Another point of contention between the WFP and Houthi authorities has been 51,000 tonnes of U.N. wheat -- inaccessible since September and at risk of rotting -- stored in Yemen’s main port of Hodeidah.
Both parties to Yemen’s four-year conflict have used access to aid and food as a political tool, exacerbating what the United Nations have called the world’s worst humanitarian crisis where cholera has already killed thousands.
Aid agencies operating in Yemen have told Reuters that food and medical supplies can be held at ports and frontline borders for up to six months due to bureaucracy from both warring sides.
Verhoosel said 8,200 tons of wheat was recently prevented from unloading at Hodeidah port by Yemeni food quality monitors, even though there was no indication of problems.

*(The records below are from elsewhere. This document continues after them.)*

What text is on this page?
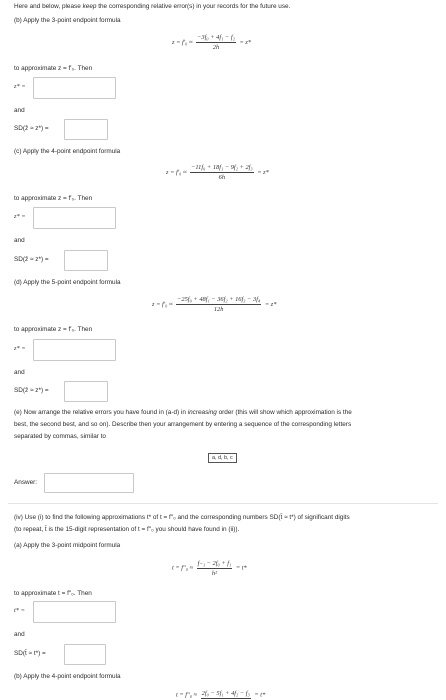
Here and below, please keep the corresponding relative error(s) in your records for the future use.
(b) Apply the 3-point endpoint formula
$z = f'_0 \approx \frac{\text{−3f₀ + 4f₁ − f₂}}{2h} = z*$
to approximate z = f′₀. Then
z* =
and
SD(z̄ ≈ z*) =
(c) Apply the 4-point endpoint formula
$z = f'_0 \approx \frac{\text{−11f₀ + 18f₁ − 9f₂ + 2f₃}}{6h} = z*$
to approximate z = f′₀. Then
z* =
and
SD(z̄ ≈ z*) =
(d) Apply the 5-point endpoint formula
$z = f'_0 \approx \frac{\text{−25f₀ + 48f₁ − 36f₂ + 16f₃ − 3f₄}}{12h} = z*$
to approximate z = f′₀. Then
z* =
and
SD(z̄ ≈ z*) =
(e) Now arrange the relative errors you have found in (a-d) in increasing order (this will show which approximation is the
best, the second best, and so on). Describe then your arrangement by entering a sequence of the corresponding letters
separated by commas, similar to
a, d, b, c
Answer:
(iv) Use (i) to find the following approximations t* of t = f″₀ and the corresponding numbers SD(t̄ ≈ t*) of significant digits
(to repeat, t̄ is the 15-digit representation of t = f″₀ you should have found in (ii)).
(a) Apply the 3-point midpoint formula
$t = f''_0 \approx \frac{\text{f₋₁ − 2f₀ + f₁}}{\text{h²}} = t*$
to approximate t = f″₀. Then
t* =
and
SD(t̄ ≈ t*) =
(b) Apply the 4-point endpoint formula
t = f″₀ ≈ 2f₀ − 5f₁ + 4f₂ − f₃ = t*
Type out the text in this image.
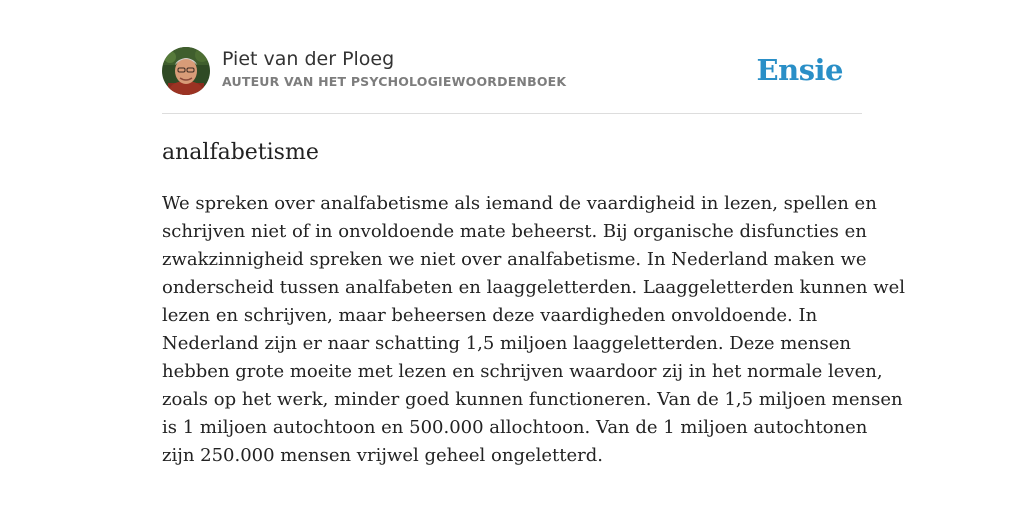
Piet van der Ploeg
AUTEUR VAN HET PSYCHOLOGIEWOORDENBOEK	Ensie
analfabetisme
We spreken over analfabetisme als iemand de vaardigheid in lezen, spellen en
schrijven niet of in onvoldoende mate beheerst. Bij organische disfuncties en
zwakzinnigheid spreken we niet over analfabetisme. In Nederland maken we
onderscheid tussen analfabeten en laaggeletterden. Laaggeletterden kunnen wel
lezen en schrijven, maar beheersen deze vaardigheden onvoldoende. In
Nederland zijn er naar schatting 1,5 miljoen laaggeletterden. Deze mensen
hebben grote moeite met lezen en schrijven waardoor zij in het normale leven,
zoals op het werk, minder goed kunnen functioneren. Van de 1,5 miljoen mensen
is 1 miljoen autochtoon en 500.000 allochtoon. Van de 1 miljoen autochtonen
zijn 250.000 mensen vrijwel geheel ongeletterd.
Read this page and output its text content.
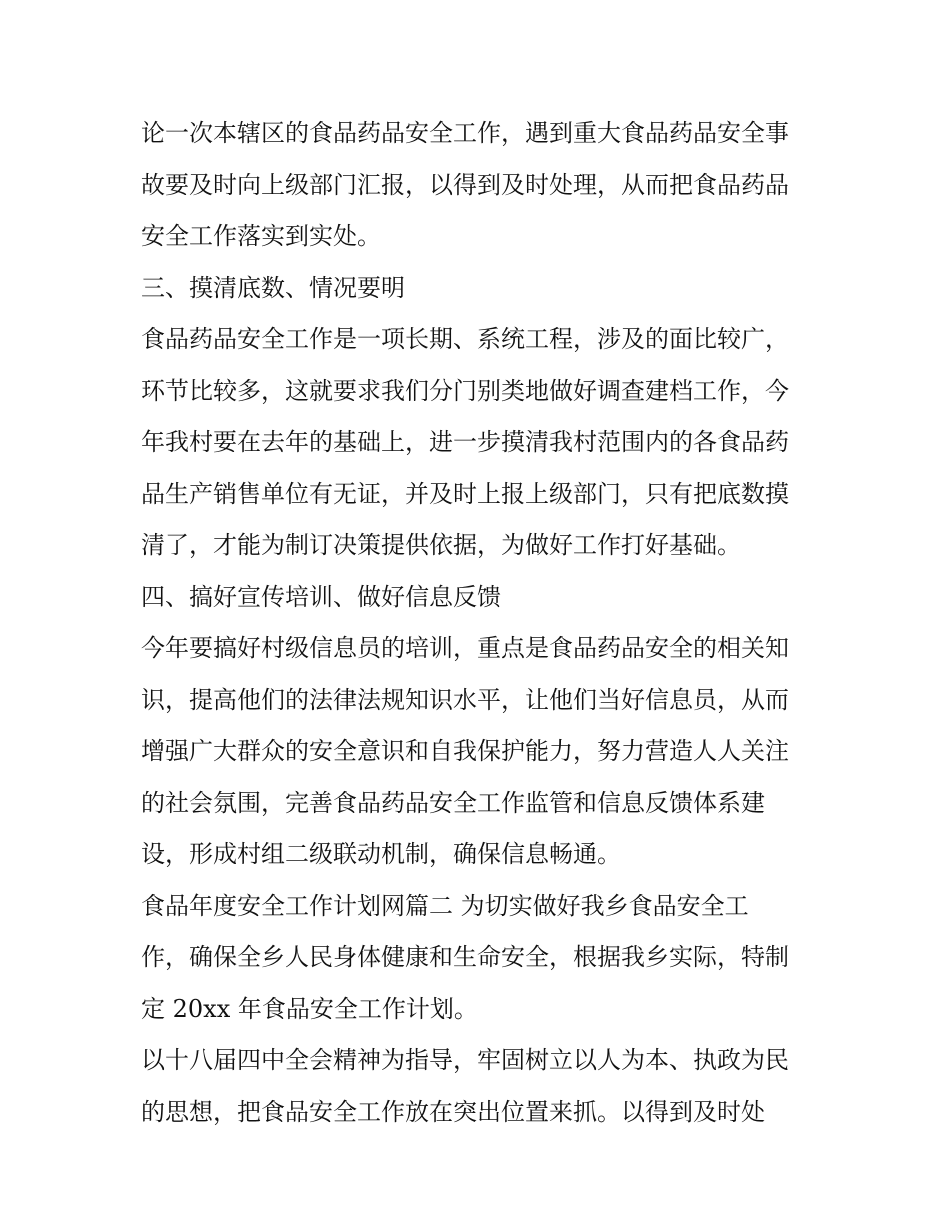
论一次本辖区的食品药品安全工作，遇到重大食品药品安全事
故要及时向上级部门汇报，以得到及时处理，从而把食品药品
安全工作落实到实处。
三、摸清底数、情况要明
食品药品安全工作是一项长期、系统工程，涉及的面比较广，
环节比较多，这就要求我们分门别类地做好调查建档工作，今
年我村要在去年的基础上，进一步摸清我村范围内的各食品药
品生产销售单位有无证，并及时上报上级部门，只有把底数摸
清了，才能为制订决策提供依据，为做好工作打好基础。
四、搞好宣传培训、做好信息反馈
今年要搞好村级信息员的培训，重点是食品药品安全的相关知
识，提高他们的法律法规知识水平，让他们当好信息员，从而
增强广大群众的安全意识和自我保护能力，努力营造人人关注
的社会氛围，完善食品药品安全工作监管和信息反馈体系建
设，形成村组二级联动机制，确保信息畅通。
食品年度安全工作计划网篇二 为切实做好我乡食品安全工
作，确保全乡人民身体健康和生命安全，根据我乡实际，特制
定 20xx 年食品安全工作计划。
以十八届四中全会精神为指导，牢固树立以人为本、执政为民
的思想，把食品安全工作放在突出位置来抓。以得到及时处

He also said that in April 160 trucks carrying food aid from the southern port of Aden to the Houthi-controlled north were detained at checkpoints between government and Houthi territory. They have since been released but another 21 WFP trucks have been detained in Houthi areas.
Other agencies say the problems, including harassment of staff, interference with distribution list, difficulties getting visas and restrictions on movement, have deepened in Houthi areas in recent months.
“We share the frustrations described by the WFP ... and we reiterate calls for authorities in Yemen to allow humanitarian agencies to do our jobs,” said Suze van Meegen of the Norwegian Refugee Council.